Il faut imaginer les personnages du film heureux. Cette analyse de la confusion des sentiments, repères et identités ( sexuelles ou sociales ) reste d’actualité plus de dix ans après la sortie du film. Comment le qualifier ? Peut-être de romantique au premier sens du terme. Le réalisateur et co-scénariste ne prend aucun engagement social dans son film, il pose son miroir le long de la vie de ses personnages pour refléter leur indécision et leur questionnement sur la sexualité. Il décline l’amour au pluriel, et montre que la confusion se pose aussi dans la place qu’on se cherche dans la société : les avocats, êtres de droit, se perdent dans les circonvolutions de leur profession ; après des années d’enfermement, le prisonnier Bashung, est le plus lucide sur l’analyse des situations… Le destin d’individus est ainsi mis en scène, singulièrement, pour montrer que chacun cherche ses repères et les trouve à la seule aune de son bonheur.

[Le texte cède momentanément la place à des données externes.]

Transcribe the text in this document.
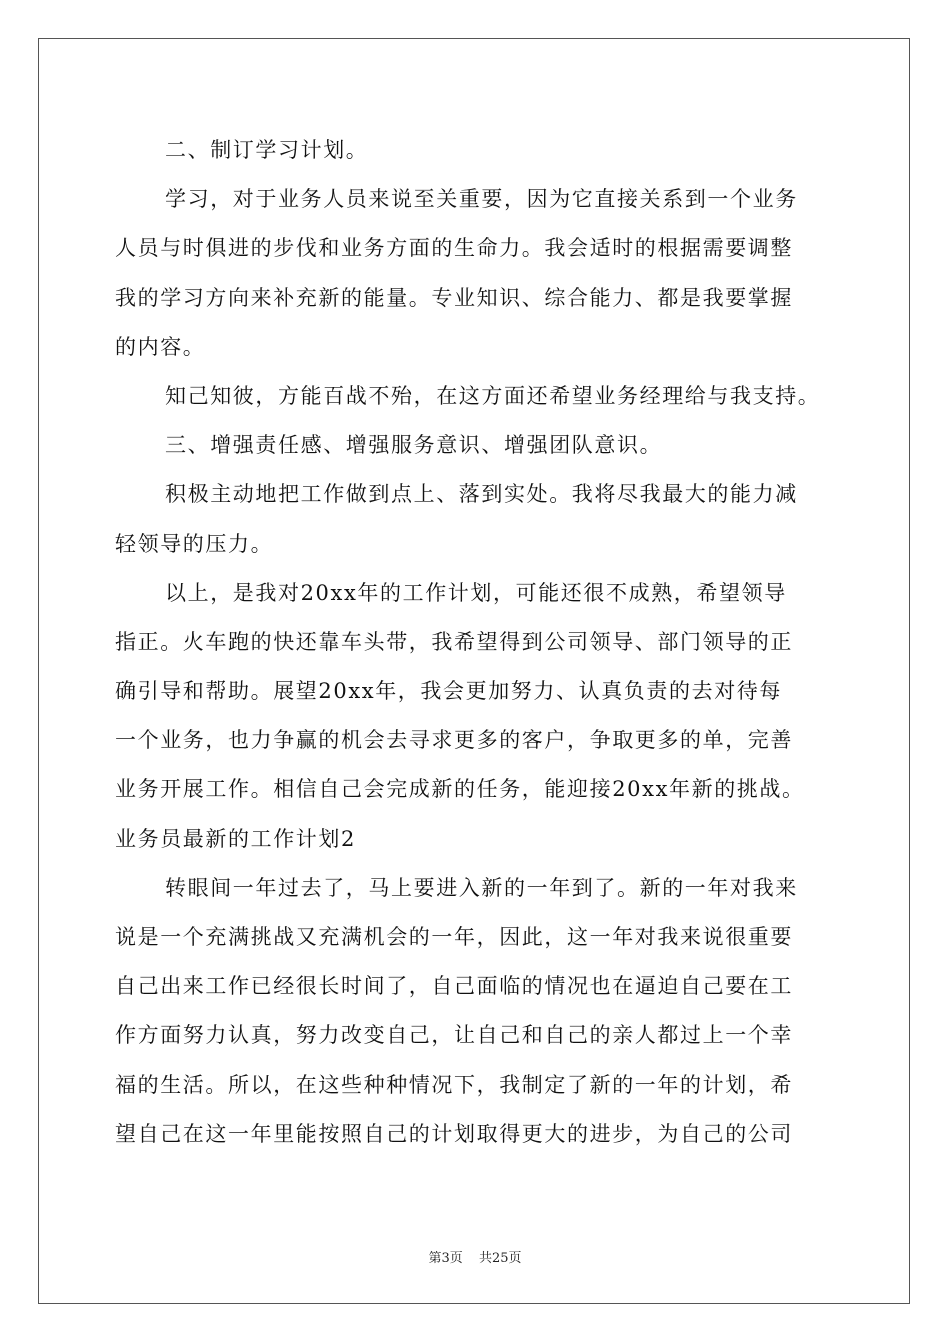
二、制订学习计划。
学习，对于业务人员来说至关重要，因为它直接关系到一个业务
人员与时俱进的步伐和业务方面的生命力。我会适时的根据需要调整
我的学习方向来补充新的能量。专业知识、综合能力、都是我要掌握
的内容。
知己知彼，方能百战不殆，在这方面还希望业务经理给与我支持。
三、增强责任感、增强服务意识、增强团队意识。
积极主动地把工作做到点上、落到实处。我将尽我最大的能力减
轻领导的压力。
以上，是我对20xx年的工作计划，可能还很不成熟，希望领导
指正。火车跑的快还靠车头带，我希望得到公司领导、部门领导的正
确引导和帮助。展望20xx年，我会更加努力、认真负责的去对待每
一个业务，也力争赢的机会去寻求更多的客户，争取更多的单，完善
业务开展工作。相信自己会完成新的任务，能迎接20xx年新的挑战。
业务员最新的工作计划2
转眼间一年过去了，马上要进入新的一年到了。新的一年对我来
说是一个充满挑战又充满机会的一年，因此，这一年对我来说很重要
自己出来工作已经很长时间了，自己面临的情况也在逼迫自己要在工
作方面努力认真，努力改变自己，让自己和自己的亲人都过上一个幸
福的生活。所以，在这些种种情况下，我制定了新的一年的计划，希
望自己在这一年里能按照自己的计划取得更大的进步，为自己的公司
第3页 共25页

La confusion est menée jusqu’à son terme quand, au dernier plan de l’histoire, on ne sait si Alain est plus heureux dans son nouveau statut familial ou s’il est prêt pour une nouvelle aventure amoureuse. Pour voir clair, peut-être faut-il accepter que la réalité soit confuse. Ilan Duran Cohen, Pascal Greggory et Cyrille Thouvenin mettent en lumière la part indécise, innocente, et dubitative de chacun d’entre nous. Dans les entretiens de ce dossier, ils livrent avec raison les ressorts de cette fable contemporaine.

[ NdlR : les entretiens de ce dossier ont été réalisés par Olivier Stroh ]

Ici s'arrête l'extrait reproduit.